News broke recently that software giant Microsoft Corporation (NASDAQ:MSFT) is preparing to undergo a reorganisation that will completely shift the core focus of the company. This is likely as part of an effort to slowly move away from its software sales businesses and provide a boost to its burgeoning enterprise cloud services.
It is no secret that Microsoft’s software sales business has been stagnating over the past few years. Partly due to the weak growth in the Personal Computing market, and partly due to the rise of cloud-enabled solutions, traditional buy-it-once software services are falling by the wayside. The proliferation of mobile computing devices on the consumer side and cloud-based services on the enterprise end have been marginalising the PC software market for years now. In fiscal year Q3 2017, Microsoft’s revenue from its personal computing unit fell by 7% to $8.8 billion. This came as part of an ongoing trend of gradual decline, as the revenue from Personal Computing had dropped by 5% to reach $11.8 billion in the previous quarter as well.

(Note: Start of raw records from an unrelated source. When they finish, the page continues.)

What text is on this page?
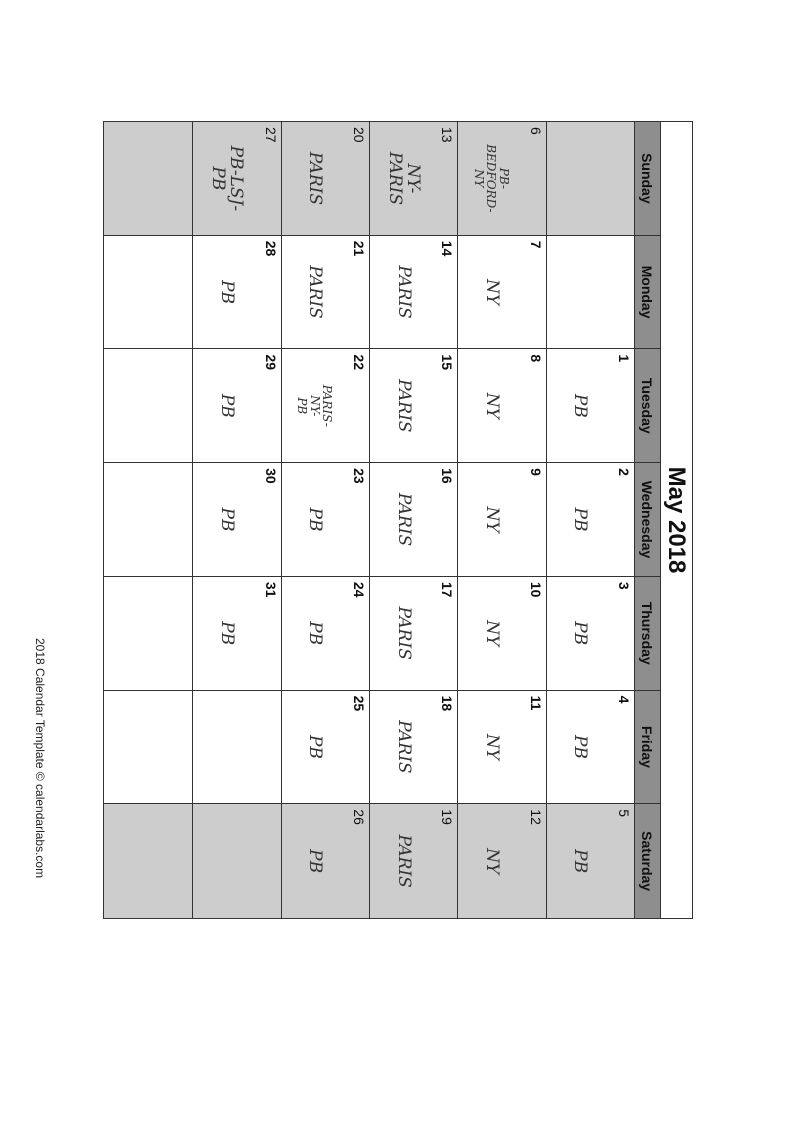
May 2018
Sunday
Monday
Tuesday
Wednesday
Thursday
Friday
Saturday
1
PB
2
PB
3
PB
4
PB
5
PB
6
PB-
BEDFORD-
NY
7
NY
8
NY
9
NY
10
NY
11
NY
12
NY
13
NY-
PARIS
14
PARIS
15
PARIS
16
PARIS
17
PARIS
18
PARIS
19
PARIS
20
PARIS
21
PARIS
22
PARIS-
NY-
PB
23
PB
24
PB
25
PB
26
PB
27
PB-LSJ-
PB
28
PB
29
PB
30
PB
31
PB
2018 Calendar Template © calendarlabs.com
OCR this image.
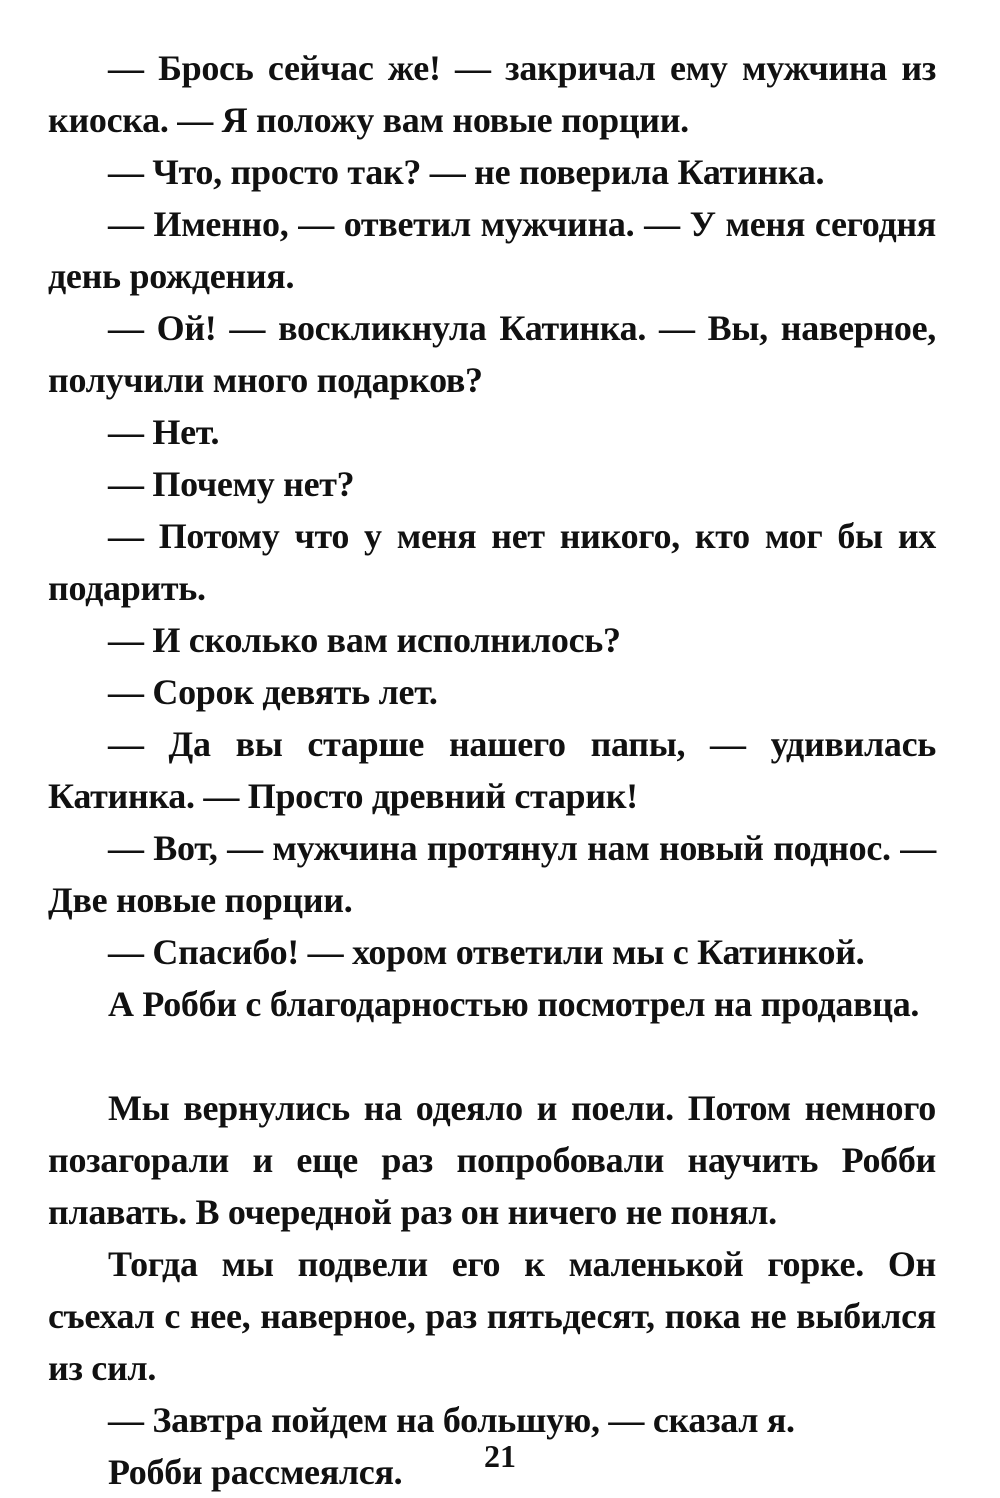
— Брось сейчас же! — закричал ему мужчина из киоска. — Я положу вам новые порции.

— Что, просто так? — не поверила Катинка.

— Именно, — ответил мужчина. — У меня сегодня день рождения.

— Ой! — воскликнула Катинка. — Вы, наверное, получили много подарков?

— Нет.

— Почему нет?

— Потому что у меня нет никого, кто мог бы их подарить.

— И сколько вам исполнилось?

— Сорок девять лет.

— Да вы старше нашего папы, — удивилась Катинка. — Просто древний старик!

— Вот, — мужчина протянул нам новый поднос. — Две новые порции.

— Спасибо! — хором ответили мы с Катинкой.

А Робби с благодарностью посмотрел на продавца.

Мы вернулись на одеяло и поели. Потом немного позагорали и еще раз попробовали научить Робби плавать. В очередной раз он ничего не понял.

Тогда мы подвели его к маленькой горке. Он съехал с нее, наверное, раз пятьдесят, пока не выбился из сил.

— Завтра пойдем на большую, — сказал я.

Робби рассмеялся.	21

In contrast, Microsoft’s “Intelligent Cloud” Services, which includes their flagship Azure cloud platform, saw an increased revenue of $6.8 billion in FY Q3 2017. This represents a significant growth of about 11%. In fact, server products and cloud services performed well across the board, with Azure registering a massive 93% growth in the third quarter of the fiscal year 2017.
With this data in mind, it is no surprise that CEO Satya Nadella is looking to shift Microsoft’s focus from software to cloud and business services. According to a Microsoft memo, this is part of an effort by Microsoft to help customers with “digital transformation”. Now, by focusing on industries like education, government, retail, health, manufacturing, and financial services instead of products, Microsoft aims to address specific needs of its customers better.
However, the unfortunate flipside is that this reorganisation will likely involve massive layoffs and job cuts. TechCrunch believes thousands of employees could lose their jobs across the world. This could mark another sordid saga of massive job cuts involving Microsoft, like last year when they cut almost 5000 jobs. The situation was similar in July of 2015 when Microsoft made 7,800 job cuts related to their failed forays into the smartphone market.
That is not to say that this is an indication of a company in trouble. Like we have already established, Microsoft’s cloud services are rapidly gaining traction and bringing in more revenue. Gartner recently even put their Azure platform as one of the market leaders for infrastructure-as-a-service. Providing and selling cloud services doesn’t quite require the same amount of manpower as traditional software services. This move by Microsoft is most likely an attempt to reduce costs and improve revenue per employee.